To retain the tax benefits, VCTs should be held for at least five years. If you sell VCT shares and reinvest in new shares of the same VCT (including any mergers) within six months, tax relief can be restricted. Tax rules can change and benefits depend on circumstances.
Charges and savings
A summary of the main charges and savings is shown below. The net initial charge shown includes the Wealth Club saving and any early bird discount. The investment may have additional charges and expenses: please see the provider documents including the Key Information Document for more details, offer price and share allotment calculation methodology.
Please note, capacity – for the offer or any early bird savings – can be reached early, and we may not be notified of this by the VCT in real time. Both existing shareholders and their spouse or civil partner can benefit from the existing shareholder saving.
Full initial charge |
5.0% |
Early bird discount |
- |
Wealth Club initial saving |
2.50% |
Existing investor discount |
0.5% |
Net initial charge through Wealth Club (new investors) |
2.50% |
Net initial charge through Wealth Club (existing investors) |
2.0% |
Annual charge |
2.06% |
Annual administration charge |
See offer documents |
Performance fee |
14% |
Annual rebate (for three years) |
0.10% |
More detail on the charges
The full initial charge shown in the table above is before any savings and discounts; the net initial charge is after available savings and discounts. When you invest through us, Wealth Club will receive commission each year (equivalent to 0.4%). Commission is paid by the product provider so there is no additional charge to you.

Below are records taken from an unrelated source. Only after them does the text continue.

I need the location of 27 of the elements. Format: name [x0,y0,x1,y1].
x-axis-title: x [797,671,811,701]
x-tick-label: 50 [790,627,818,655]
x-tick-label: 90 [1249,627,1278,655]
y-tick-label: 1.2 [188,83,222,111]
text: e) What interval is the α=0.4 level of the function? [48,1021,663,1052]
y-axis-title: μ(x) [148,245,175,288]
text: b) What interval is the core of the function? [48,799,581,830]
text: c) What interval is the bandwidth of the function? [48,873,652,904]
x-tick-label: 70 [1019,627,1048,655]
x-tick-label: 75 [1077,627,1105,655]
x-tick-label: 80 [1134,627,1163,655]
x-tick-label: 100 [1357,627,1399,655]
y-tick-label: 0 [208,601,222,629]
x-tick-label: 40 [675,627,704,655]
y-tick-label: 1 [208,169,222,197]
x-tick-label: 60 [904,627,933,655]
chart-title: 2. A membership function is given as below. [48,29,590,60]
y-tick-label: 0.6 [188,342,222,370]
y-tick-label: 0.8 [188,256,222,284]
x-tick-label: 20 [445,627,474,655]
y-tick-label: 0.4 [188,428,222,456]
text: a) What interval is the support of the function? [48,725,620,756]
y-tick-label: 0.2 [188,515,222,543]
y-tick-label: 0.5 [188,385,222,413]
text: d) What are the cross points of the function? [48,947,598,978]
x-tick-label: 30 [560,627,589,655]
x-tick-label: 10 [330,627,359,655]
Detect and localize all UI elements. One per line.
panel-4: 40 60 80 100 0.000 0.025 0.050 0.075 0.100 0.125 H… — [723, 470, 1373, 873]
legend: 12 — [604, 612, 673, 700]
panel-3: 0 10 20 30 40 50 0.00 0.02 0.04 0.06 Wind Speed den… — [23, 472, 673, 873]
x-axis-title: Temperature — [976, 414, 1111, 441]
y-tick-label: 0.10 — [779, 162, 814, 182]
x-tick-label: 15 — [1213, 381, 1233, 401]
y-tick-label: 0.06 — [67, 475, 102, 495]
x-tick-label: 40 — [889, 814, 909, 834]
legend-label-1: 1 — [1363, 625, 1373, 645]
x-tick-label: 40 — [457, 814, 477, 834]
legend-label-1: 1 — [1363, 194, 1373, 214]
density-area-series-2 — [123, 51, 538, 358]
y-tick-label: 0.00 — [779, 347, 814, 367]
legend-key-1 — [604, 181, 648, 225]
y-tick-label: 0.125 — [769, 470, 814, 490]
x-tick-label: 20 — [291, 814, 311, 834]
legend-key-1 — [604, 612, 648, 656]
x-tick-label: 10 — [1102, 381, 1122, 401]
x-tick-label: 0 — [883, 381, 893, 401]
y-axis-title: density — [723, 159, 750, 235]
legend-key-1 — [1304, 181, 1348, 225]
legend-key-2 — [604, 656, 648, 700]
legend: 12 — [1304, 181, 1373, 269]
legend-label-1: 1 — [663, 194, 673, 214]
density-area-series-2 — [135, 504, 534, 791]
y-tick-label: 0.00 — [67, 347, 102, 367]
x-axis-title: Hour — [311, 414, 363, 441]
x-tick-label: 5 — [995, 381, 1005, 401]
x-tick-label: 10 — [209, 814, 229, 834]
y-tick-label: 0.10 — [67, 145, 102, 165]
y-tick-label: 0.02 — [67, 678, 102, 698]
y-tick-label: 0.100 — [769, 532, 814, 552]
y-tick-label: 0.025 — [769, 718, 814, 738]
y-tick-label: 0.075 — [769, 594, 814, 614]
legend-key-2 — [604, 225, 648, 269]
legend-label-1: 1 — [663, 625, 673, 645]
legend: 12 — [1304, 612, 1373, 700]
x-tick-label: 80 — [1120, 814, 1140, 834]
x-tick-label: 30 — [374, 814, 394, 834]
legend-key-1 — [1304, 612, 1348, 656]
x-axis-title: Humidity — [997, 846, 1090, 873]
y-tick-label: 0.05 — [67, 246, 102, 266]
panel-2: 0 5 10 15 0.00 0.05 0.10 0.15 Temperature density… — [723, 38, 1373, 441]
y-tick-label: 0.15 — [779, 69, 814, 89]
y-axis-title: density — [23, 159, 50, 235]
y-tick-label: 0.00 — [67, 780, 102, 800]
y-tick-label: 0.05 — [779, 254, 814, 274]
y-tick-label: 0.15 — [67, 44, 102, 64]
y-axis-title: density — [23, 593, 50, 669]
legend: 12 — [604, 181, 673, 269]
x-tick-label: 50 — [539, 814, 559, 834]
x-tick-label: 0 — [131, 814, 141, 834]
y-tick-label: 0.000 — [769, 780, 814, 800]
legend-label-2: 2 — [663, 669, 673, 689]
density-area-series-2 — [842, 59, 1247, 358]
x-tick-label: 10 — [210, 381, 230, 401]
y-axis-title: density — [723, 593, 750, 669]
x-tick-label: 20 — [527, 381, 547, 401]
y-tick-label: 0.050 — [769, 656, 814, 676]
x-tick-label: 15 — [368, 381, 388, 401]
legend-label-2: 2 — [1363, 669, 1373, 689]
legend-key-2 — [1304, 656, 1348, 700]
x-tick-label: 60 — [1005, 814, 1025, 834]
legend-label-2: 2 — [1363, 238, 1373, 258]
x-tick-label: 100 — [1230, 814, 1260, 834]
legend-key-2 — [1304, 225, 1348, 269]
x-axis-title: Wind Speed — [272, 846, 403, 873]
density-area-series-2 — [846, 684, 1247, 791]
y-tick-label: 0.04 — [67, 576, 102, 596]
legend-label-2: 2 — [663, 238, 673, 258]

Please see the provider’s documents, including the key information documents, for more details on the total fees and charges.
Annual rebate when you invest through Wealth Club
The Northern VCTs include an annual rebate for Wealth Club investors, payable for the first three years. This is a rebate of our renewal commission and should be equivalent to a percentage (shown in the table above) of the Net Asset Value of the Offer Shares issued to you when you invest. Terms and conditions apply.
Our view
The Northern VCTs continued their recent string of exits in 2024 – the sale of Gentronix for 4.4x cost was a highlight.

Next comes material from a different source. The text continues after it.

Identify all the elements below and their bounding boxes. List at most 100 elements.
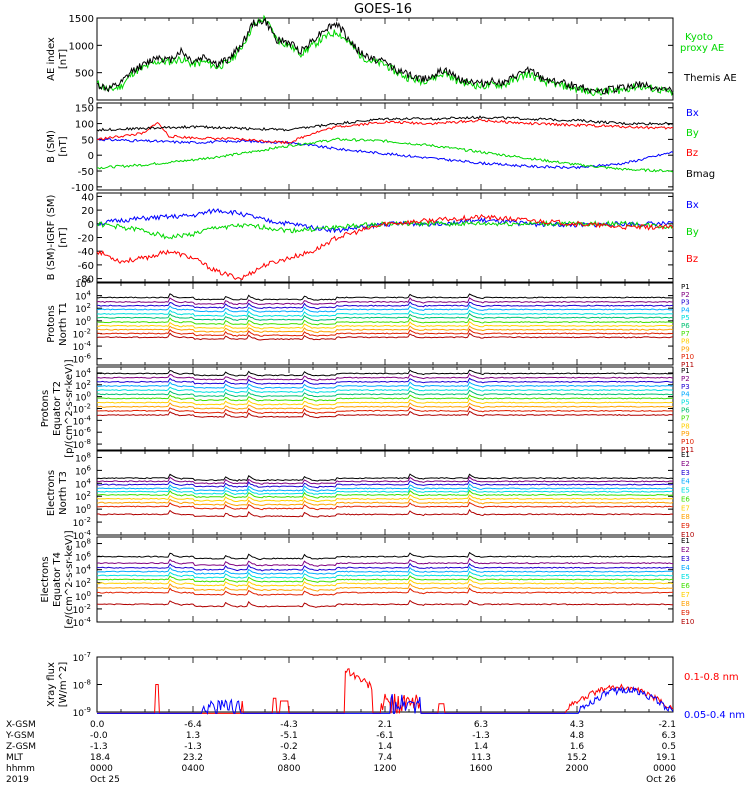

The VCTs have a very well diversified portfolio, with the largest position, The Beauty Tech Group, accounting for just 5.4% of total NAV. However, as a result of the exit activity the investment portfolio is younger and more growth-focused than in the past. As a result, exits may be more infrequent whilst the portfolio matures, with the VCTs expected to place greater emphasis on follow-on investments.
The VCTs continue to benefit from a well-resourced team with a long track record of successfully exiting investments – although past performance is no guide to the future. Access to support from the wider Mercia group may enhance deal flow and provide companies with greater potential liquidity through Mercia’s institutional funds.
The Northern VCTs are among the longest-established VCTs, and remain a quality offering, in our view – you should form your own view.
This financial promotion has been communicated and approved by Wealth Club Ltd on 10 January 2025
Wealth Club aims to make it easier for experienced investors to find information on – and apply for – investments. You should base your investment decision on the offer documents and ensure you have read and fully understand them before investing. The information on this webpage is a marketing communication. It is not advice or a personal or research recommendation to buy any of the investments mentioned, nor does it include any opinion as to the present or future value or price of these investments. It does not satisfy legal requirements promoting investment research independence and is thus not subject to prohibitions on dealing ahead of its dissemination.